The Lost Manu Research Initiative is an independent science and conservation program focused on endangered bird-plant interactions in Hawaiʻi. Founded and led by Dr. Samuel B. Case, the initiative integrates field ecology, museum collections, 3D modeling, camera-based behavioral research, and applied conservation partnerships to study how bird declines and extinctions reshape ecosystems, and how those relationships might be restored.
Built through place-based collaborations across Hawaiʻi, Lost Manu connects ecological theory with conservation practice. Its work measures the functional consequences of bird loss for pollination, seed dispersal, trait matching, and ecological network structure, while developing science that can inform restoration of rare species and their interactions.
Dr. Samuel B. Case is an ecologist studying how extinction, invasion, and environmental change reshape plant-animal interactions. Trained initially through bird-focused research, his work expanded in Hawaiʻi into a broader fascination with plants, ecological interactions, and the ways species loss reorganizes entire living systems. His research examines how ecological relationships persist, reorganize, or break down, and how those systems might be restored.

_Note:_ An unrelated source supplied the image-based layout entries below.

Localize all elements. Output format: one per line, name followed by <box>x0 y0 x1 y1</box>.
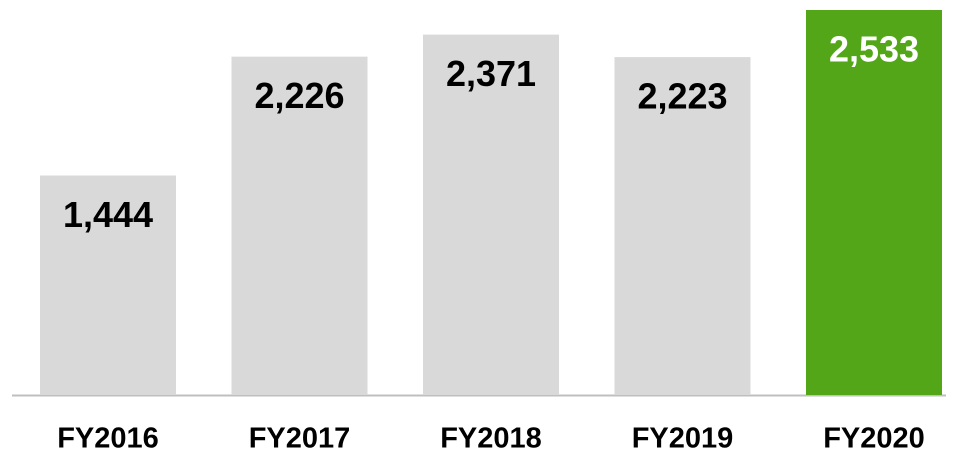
x-tick-label: FY2020 <box>823 423 925 455</box>
data-label: 2,533 <box>829 29 919 70</box>
data-label: 2,226 <box>254 75 344 116</box>
data-label: 2,223 <box>637 76 727 117</box>
bar <box>40 175 176 395</box>
data-label: 1,444 <box>63 194 153 235</box>
data-label: 2,371 <box>446 53 536 94</box>
x-tick-label: FY2017 <box>249 423 351 455</box>
x-tick-label: FY2019 <box>632 423 734 455</box>
bar <box>231 56 368 396</box>
bar <box>423 34 559 395</box>
x-tick-label: FY2018 <box>440 423 542 455</box>
bar <box>806 10 942 395</box>
x-tick-label: FY2016 <box>57 423 159 455</box>
bar <box>614 57 751 395</box>
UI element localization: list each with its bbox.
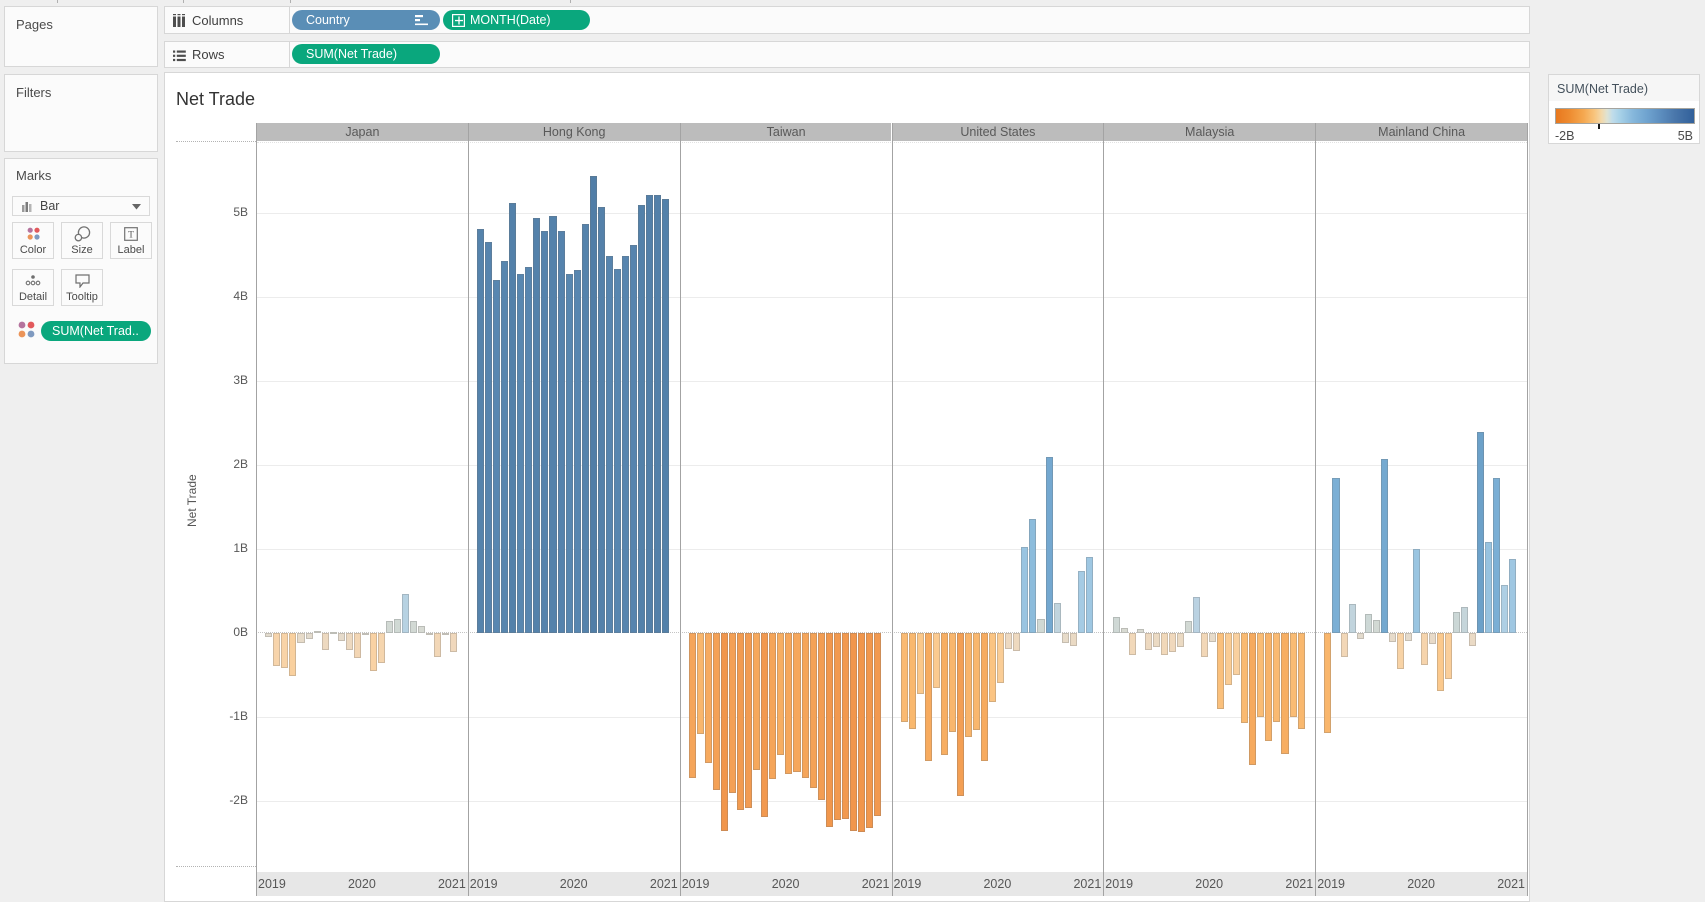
svg-text:T: T [128,231,134,241]
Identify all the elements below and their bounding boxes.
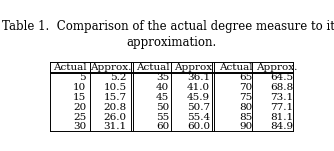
Text: Approx.: Approx. [256, 63, 297, 72]
Text: 73.1: 73.1 [270, 93, 293, 102]
Text: 5.2: 5.2 [110, 73, 127, 82]
Text: 75: 75 [239, 93, 253, 102]
Text: 45.9: 45.9 [187, 93, 210, 102]
Text: 35: 35 [156, 73, 169, 82]
Text: 55: 55 [156, 113, 169, 122]
Text: 90: 90 [239, 122, 253, 131]
Text: 50.7: 50.7 [187, 103, 210, 112]
Text: 10.5: 10.5 [104, 83, 127, 92]
Text: 30: 30 [73, 122, 86, 131]
Text: 64.5: 64.5 [270, 73, 293, 82]
Text: 85: 85 [239, 113, 253, 122]
Text: Table 1.  Comparison of the actual degree measure to its
approximation.: Table 1. Comparison of the actual degree… [2, 20, 334, 49]
Text: 55.4: 55.4 [187, 113, 210, 122]
Text: 77.1: 77.1 [270, 103, 293, 112]
Text: Approx.: Approx. [90, 63, 131, 72]
Text: 60: 60 [156, 122, 169, 131]
Text: 50: 50 [156, 103, 169, 112]
Text: 81.1: 81.1 [270, 113, 293, 122]
Text: 65: 65 [239, 73, 253, 82]
Text: 80: 80 [239, 103, 253, 112]
Text: Actual: Actual [53, 63, 87, 72]
Text: 15: 15 [73, 93, 86, 102]
Text: 10: 10 [73, 83, 86, 92]
Text: 15.7: 15.7 [104, 93, 127, 102]
Text: 36.1: 36.1 [187, 73, 210, 82]
Text: 5: 5 [79, 73, 86, 82]
Text: 31.1: 31.1 [104, 122, 127, 131]
Text: 25: 25 [73, 113, 86, 122]
Text: Approx: Approx [174, 63, 212, 72]
Text: 84.9: 84.9 [270, 122, 293, 131]
Text: 26.0: 26.0 [104, 113, 127, 122]
Text: Actual: Actual [136, 63, 170, 72]
Text: 60.0: 60.0 [187, 122, 210, 131]
Text: Actual: Actual [219, 63, 253, 72]
Text: 40: 40 [156, 83, 169, 92]
Text: 45: 45 [156, 93, 169, 102]
Text: 20: 20 [73, 103, 86, 112]
Text: 70: 70 [239, 83, 253, 92]
Text: 41.0: 41.0 [187, 83, 210, 92]
Text: 68.8: 68.8 [270, 83, 293, 92]
Text: 20.8: 20.8 [104, 103, 127, 112]
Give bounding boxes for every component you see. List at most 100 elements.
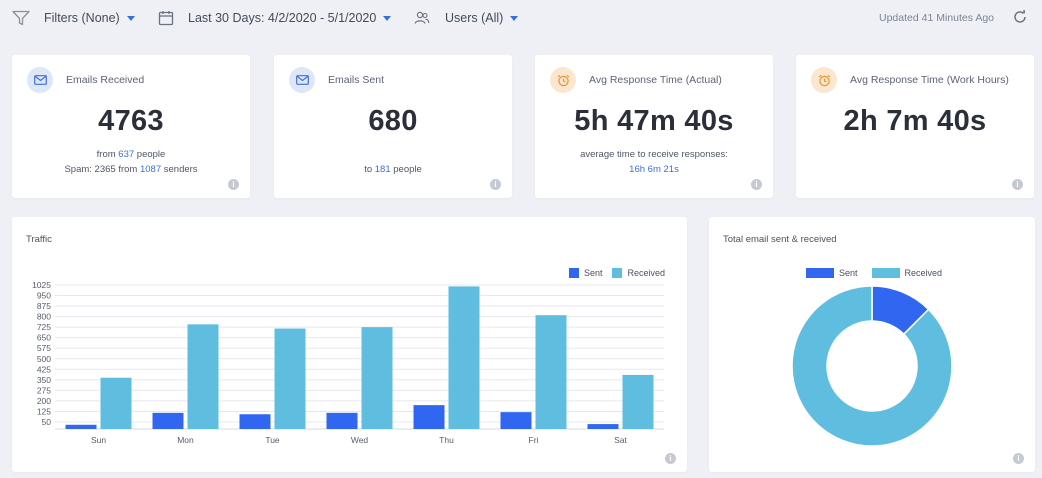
- legend-item-sent[interactable]: Sent: [568, 268, 603, 278]
- y-tick-label: 650: [37, 333, 51, 343]
- chart-legend: Sent Received: [568, 268, 665, 278]
- y-tick-label: 50: [42, 417, 52, 427]
- bar-received-tue: [274, 328, 306, 429]
- y-tick-label: 125: [37, 406, 51, 416]
- stat-subtext-prefix: to: [364, 164, 375, 175]
- x-tick-label: Thu: [439, 435, 454, 445]
- bar-sent-wed: [326, 412, 358, 429]
- legend-swatch: [568, 268, 579, 278]
- y-tick-label: 1025: [32, 280, 51, 290]
- alarm-clock-icon: [811, 67, 837, 93]
- bar-sent-sat: [587, 424, 619, 429]
- y-tick-label: 275: [37, 385, 51, 395]
- legend-label: Sent: [583, 268, 603, 278]
- y-tick-label: 575: [37, 343, 51, 353]
- people-count-link[interactable]: 181: [374, 164, 391, 175]
- stat-subtext-suffix: people: [134, 149, 166, 160]
- info-icon[interactable]: i: [1013, 453, 1024, 464]
- legend-swatch: [612, 268, 623, 278]
- y-tick-label: 425: [37, 364, 51, 374]
- filters-dropdown[interactable]: Filters (None): [12, 0, 135, 36]
- legend-item-received[interactable]: Received: [612, 268, 665, 278]
- stat-value: 5h 47m 40s: [574, 105, 734, 137]
- stat-value: 4763: [98, 105, 164, 137]
- donut-slice-received: [791, 285, 953, 447]
- bar-sent-thu: [413, 405, 445, 429]
- traffic-bar-chart: 5012520027535042550057565072580087595010…: [32, 280, 664, 445]
- totals-panel: Total email sent & received Sent Receive…: [709, 217, 1035, 472]
- updated-timestamp: Updated 41 Minutes Ago: [879, 12, 994, 24]
- bar-received-sat: [622, 374, 654, 429]
- legend-item-received[interactable]: Received: [871, 268, 943, 278]
- bar-sent-tue: [239, 414, 271, 429]
- y-tick-label: 950: [37, 291, 51, 301]
- stat-title: Avg Response Time (Actual): [589, 74, 722, 86]
- x-tick-label: Tue: [265, 435, 280, 445]
- x-tick-label: Sat: [614, 435, 627, 445]
- mail-in-icon: [27, 67, 53, 93]
- legend-label: Sent: [839, 268, 858, 278]
- bar-received-mon: [187, 324, 219, 429]
- bar-received-thu: [448, 286, 480, 429]
- stat-subtext-suffix: people: [390, 164, 422, 175]
- x-tick-label: Fri: [529, 435, 539, 445]
- stat-subtext-prefix: from: [96, 149, 119, 160]
- x-tick-label: Sun: [91, 435, 106, 445]
- x-tick-label: Mon: [177, 435, 194, 445]
- response-time-link[interactable]: 16h 6m 21s: [629, 164, 679, 175]
- bar-received-fri: [535, 315, 567, 429]
- mail-out-icon: [289, 67, 315, 93]
- emails-sent-card: Emails Sent 680 to 181 people i: [274, 55, 512, 198]
- x-tick-label: Wed: [351, 435, 369, 445]
- legend-swatch: [871, 268, 900, 278]
- avg-response-actual-card: Avg Response Time (Actual) 5h 47m 40s av…: [535, 55, 773, 198]
- bar-sent-mon: [152, 412, 184, 429]
- legend-label: Received: [627, 268, 665, 278]
- info-icon[interactable]: i: [490, 179, 501, 190]
- y-tick-label: 875: [37, 301, 51, 311]
- people-count-link[interactable]: 637: [118, 149, 135, 160]
- info-icon[interactable]: i: [228, 179, 239, 190]
- chevron-down-icon: [510, 15, 519, 21]
- stat-subtext: to 181 people: [274, 164, 512, 175]
- users-dropdown[interactable]: Users (All): [414, 0, 519, 36]
- calendar-icon: [158, 10, 174, 26]
- info-icon[interactable]: i: [1012, 179, 1023, 190]
- emails-received-card: Emails Received 4763 from 637 people Spa…: [12, 55, 250, 198]
- bar-received-wed: [361, 327, 393, 429]
- refresh-icon[interactable]: [1012, 9, 1028, 25]
- spam-subtext: Spam: 2365 from 1087 senders: [12, 164, 250, 175]
- legend-label: Received: [904, 268, 943, 278]
- legend-swatch: [806, 268, 834, 278]
- stat-subtext: from 637 people: [12, 149, 250, 160]
- y-tick-label: 200: [37, 396, 51, 406]
- avg-response-work-card: Avg Response Time (Work Hours) 2h 7m 40s…: [796, 55, 1034, 198]
- panel-title: Traffic: [26, 234, 52, 245]
- totals-donut-chart: [791, 285, 953, 447]
- senders-count-link[interactable]: 1087: [139, 164, 162, 175]
- chevron-down-icon: [383, 15, 392, 21]
- y-tick-label: 725: [37, 322, 51, 332]
- stat-title: Emails Received: [66, 74, 145, 86]
- bar-sent-sun: [65, 424, 97, 429]
- y-tick-label: 500: [37, 354, 51, 364]
- y-tick-label: 350: [37, 375, 51, 385]
- stat-value: 2h 7m 40s: [843, 105, 987, 137]
- stat-title: Emails Sent: [328, 74, 385, 86]
- legend-item-sent[interactable]: Sent: [806, 268, 858, 278]
- users-label: Users (All): [445, 11, 504, 25]
- funnel-icon: [12, 10, 30, 26]
- spam-prefix: Spam: 2365 from: [64, 164, 140, 175]
- info-icon[interactable]: i: [665, 453, 676, 464]
- filters-label: Filters (None): [44, 11, 120, 25]
- bar-sent-fri: [500, 412, 532, 429]
- donut-legend: Sent Received: [806, 268, 942, 278]
- info-icon[interactable]: i: [751, 179, 762, 190]
- stat-value: 680: [368, 105, 418, 137]
- users-icon: [414, 11, 430, 25]
- panel-title: Total email sent & received: [723, 234, 837, 245]
- alarm-clock-icon: [550, 67, 576, 93]
- bar-received-sun: [100, 377, 132, 429]
- date-range-dropdown[interactable]: Last 30 Days: 4/2/2020 - 5/1/2020: [158, 0, 392, 36]
- y-tick-label: 800: [37, 312, 51, 322]
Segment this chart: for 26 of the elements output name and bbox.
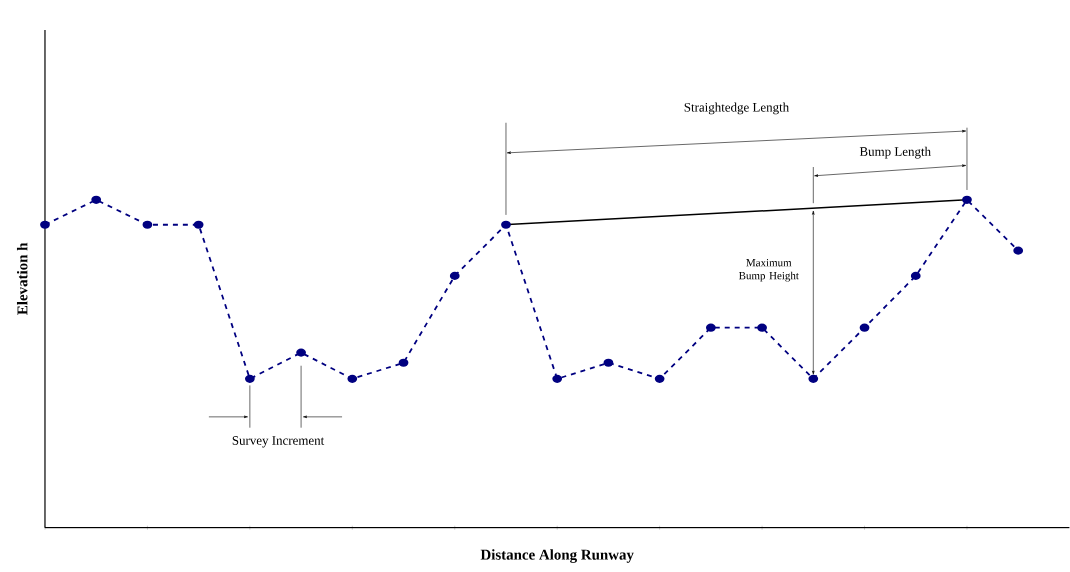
point bbox=[552, 374, 563, 384]
text: Bump Length bbox=[859, 146, 931, 159]
point bbox=[449, 271, 460, 281]
point bbox=[962, 195, 972, 205]
y-axis-title: Elevation h bbox=[16, 242, 28, 316]
point bbox=[757, 323, 767, 332]
point bbox=[603, 358, 614, 368]
point bbox=[193, 220, 204, 229]
point bbox=[347, 374, 358, 384]
point bbox=[1013, 246, 1024, 255]
point bbox=[808, 374, 819, 384]
point bbox=[40, 220, 50, 229]
point bbox=[654, 374, 665, 384]
point bbox=[501, 220, 511, 229]
x-axis-title: Distance Along Runway bbox=[480, 549, 634, 564]
point bbox=[398, 358, 409, 368]
annotation: Survey Increment bbox=[232, 436, 325, 448]
point bbox=[910, 271, 921, 281]
point bbox=[91, 195, 102, 205]
point bbox=[142, 220, 153, 229]
annotation: Maximum Bump Height bbox=[738, 259, 799, 282]
point bbox=[705, 323, 716, 332]
point bbox=[244, 374, 255, 384]
point bbox=[859, 323, 870, 332]
text: Straightedge Length bbox=[684, 102, 789, 115]
point bbox=[296, 348, 306, 357]
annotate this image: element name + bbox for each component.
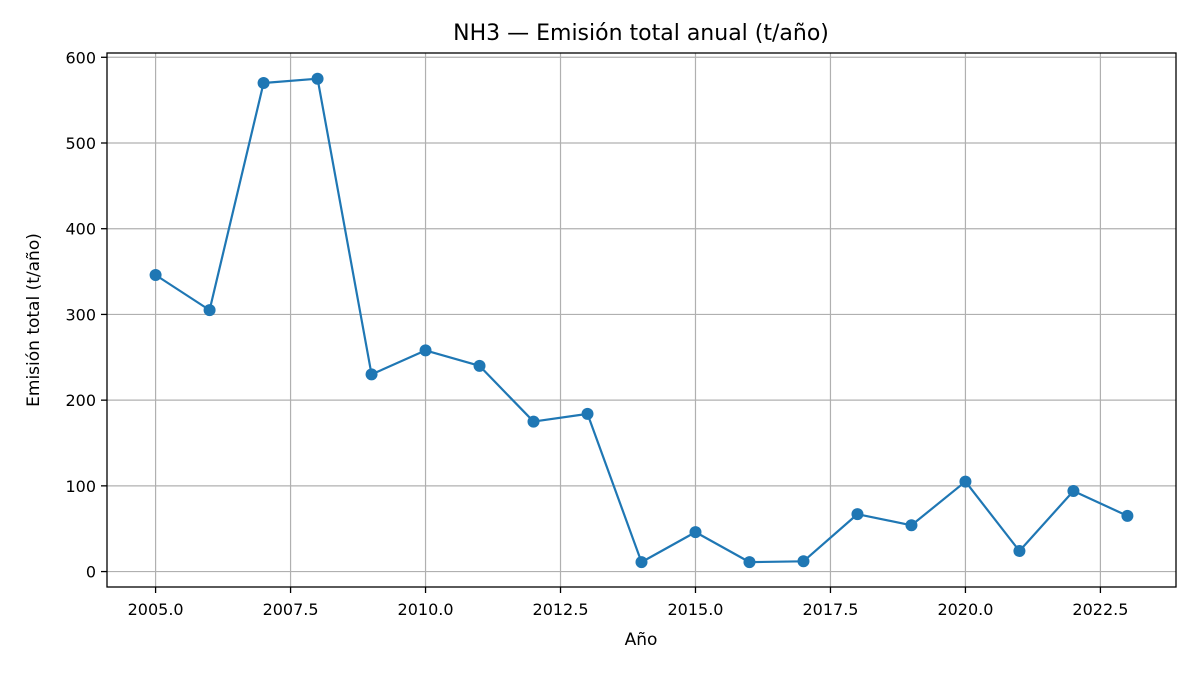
y-tick-label: 200 — [65, 391, 96, 410]
y-tick-label: 600 — [65, 48, 96, 67]
x-tick-label: 2020.0 — [937, 600, 993, 619]
data-point — [797, 555, 810, 568]
chart-title: NH3 — Emisión total anual (t/año) — [453, 21, 829, 46]
x-tick-label: 2015.0 — [667, 600, 723, 619]
data-point — [257, 77, 270, 89]
data-point — [203, 304, 216, 317]
y-tick-label: 0 — [86, 563, 96, 582]
data-point — [527, 415, 540, 428]
data-point — [743, 556, 756, 569]
data-point — [473, 359, 486, 372]
x-tick-label: 2005.0 — [128, 600, 184, 619]
data-point — [905, 519, 918, 532]
series-group — [149, 72, 1134, 569]
data-point — [149, 269, 162, 281]
x-tick-label: 2017.5 — [802, 600, 858, 619]
data-point — [635, 556, 648, 569]
data-point — [419, 344, 432, 357]
y-tick-label: 400 — [65, 220, 96, 239]
data-point — [581, 407, 594, 420]
data-point — [851, 508, 864, 521]
data-point — [959, 475, 972, 488]
x-tick-label: 2010.0 — [398, 600, 454, 619]
x-axis-label: Año — [625, 630, 658, 650]
y-tick-label: 100 — [65, 477, 96, 496]
y-tick-label: 300 — [65, 305, 96, 324]
x-tick-label: 2007.5 — [263, 600, 319, 619]
axes-frame — [106, 52, 1177, 588]
data-point — [689, 526, 702, 539]
y-axis-label: Emisión total (t/año) — [24, 233, 44, 407]
data-point — [365, 368, 378, 381]
grid — [107, 53, 1176, 587]
ticks: 2005.0 2007.5 2010.0 2012.5 2015.0 2017.5 2020… — [65, 48, 1128, 619]
y-tick-label: 500 — [65, 134, 96, 153]
x-tick-label: 2022.5 — [1072, 600, 1128, 619]
data-point — [1013, 545, 1026, 557]
x-tick-label: 2012.5 — [533, 600, 589, 619]
data-point — [311, 72, 324, 85]
data-point — [1121, 509, 1134, 522]
data-point — [1067, 485, 1080, 497]
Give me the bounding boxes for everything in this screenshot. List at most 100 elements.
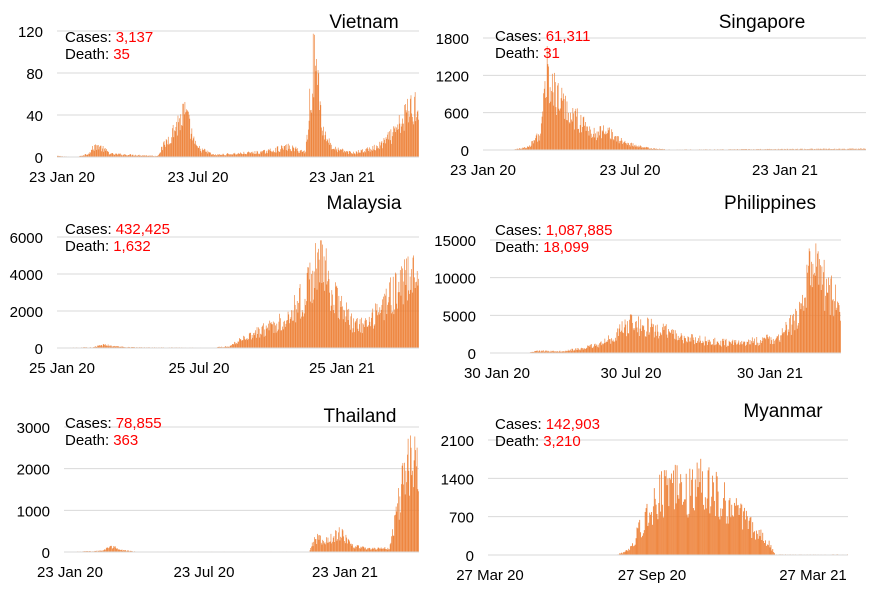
daily-case-bar (614, 341, 615, 353)
daily-case-bar (256, 327, 258, 348)
daily-case-bar (704, 497, 706, 555)
daily-case-bar (696, 342, 698, 353)
daily-case-bar (313, 271, 315, 348)
daily-case-bar (298, 152, 299, 157)
daily-case-bar (386, 138, 388, 157)
daily-case-bar (411, 113, 412, 157)
daily-case-bar (217, 155, 219, 157)
daily-case-bar (517, 148, 519, 150)
daily-case-bar (729, 341, 731, 353)
daily-case-bar (300, 318, 302, 348)
daily-case-bar (98, 345, 100, 348)
daily-case-bar (534, 351, 535, 353)
daily-case-bar (265, 152, 267, 157)
daily-case-bar (531, 351, 532, 353)
daily-case-bar (649, 332, 651, 353)
daily-case-bar (769, 148, 770, 150)
daily-case-bar (375, 310, 377, 348)
daily-case-bar (305, 151, 306, 157)
daily-case-bar (329, 292, 331, 348)
daily-case-bar (598, 135, 600, 150)
daily-case-bar (540, 133, 541, 150)
daily-case-bar (716, 341, 718, 353)
daily-cases-series (57, 33, 419, 158)
daily-case-bar (722, 508, 724, 555)
daily-case-bar (174, 131, 176, 157)
daily-case-bar (710, 344, 712, 353)
daily-case-bar (344, 322, 346, 348)
daily-case-bar (817, 148, 819, 150)
daily-case-bar (650, 514, 652, 555)
daily-case-bar (766, 544, 768, 555)
daily-case-bar (722, 340, 724, 353)
daily-case-bar (706, 498, 708, 555)
daily-case-bar (808, 265, 809, 353)
daily-case-bar (241, 340, 242, 348)
daily-case-bar (339, 301, 341, 348)
daily-case-bar (626, 143, 627, 150)
daily-case-bar (650, 318, 652, 353)
daily-case-bar (356, 152, 358, 157)
daily-case-bar (729, 497, 731, 555)
daily-case-bar (415, 282, 417, 348)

Dr. Case’s interest in plant-animal interactions began in Tasmania, where he studied the endangered forty-spotted pardalote and discovered a novel foraging behavior where birds mined for eucalyptus exudates. He later completed his PhD at the University of Wyoming in collaboration with the Hawaiʻi VINE Project, where he studied seed dispersal by introduced birds in Hawaiʻi and developed a deeper interest in trait-based mechanisms underlying novel interactions, ecological replacement, and the functional consequences of species loss. This research was conducted under an awarded National Science Foundation Graduate Research Fellowship (NSF GRFP).
While conducting research at the Bernice Pauahi Bishop Museum, Dr. Case developed the conceptual foundation for what would later become the Lost Manu Research Initiative. Working with extinct bird specimens, he began formulating research on trait matching between Hawaiian nectar-feeding birds and lobelioids and established a broader framework integrating field, museum, and modeling perspectives to study the ecological consequences of bird extinction in Hawaiʻi. He conducted postdoctoral research in the Behavioral Ecophysics Lab at the University of Washington and the Burke Museum through a National Science Foundation Postdoctoral Research Fellowship in Biology (NSF PRFB), where he continued research on Hawaiian bird-plant interactions.
Following the fellowship, Dr. Case launched the Lost Manu Research Initiative as an independent, place-based science and conservation program in Hawaiʻi. Dr. Case is currently based on Maui, where he works as a Research Scientist through the University of Washington and as an Avian Research Specialist with the Maui Forest Bird Recovery Project, contributing to ʻAlalā recovery efforts. He is also affiliated with the Bernice Pauahi Bishop Museum.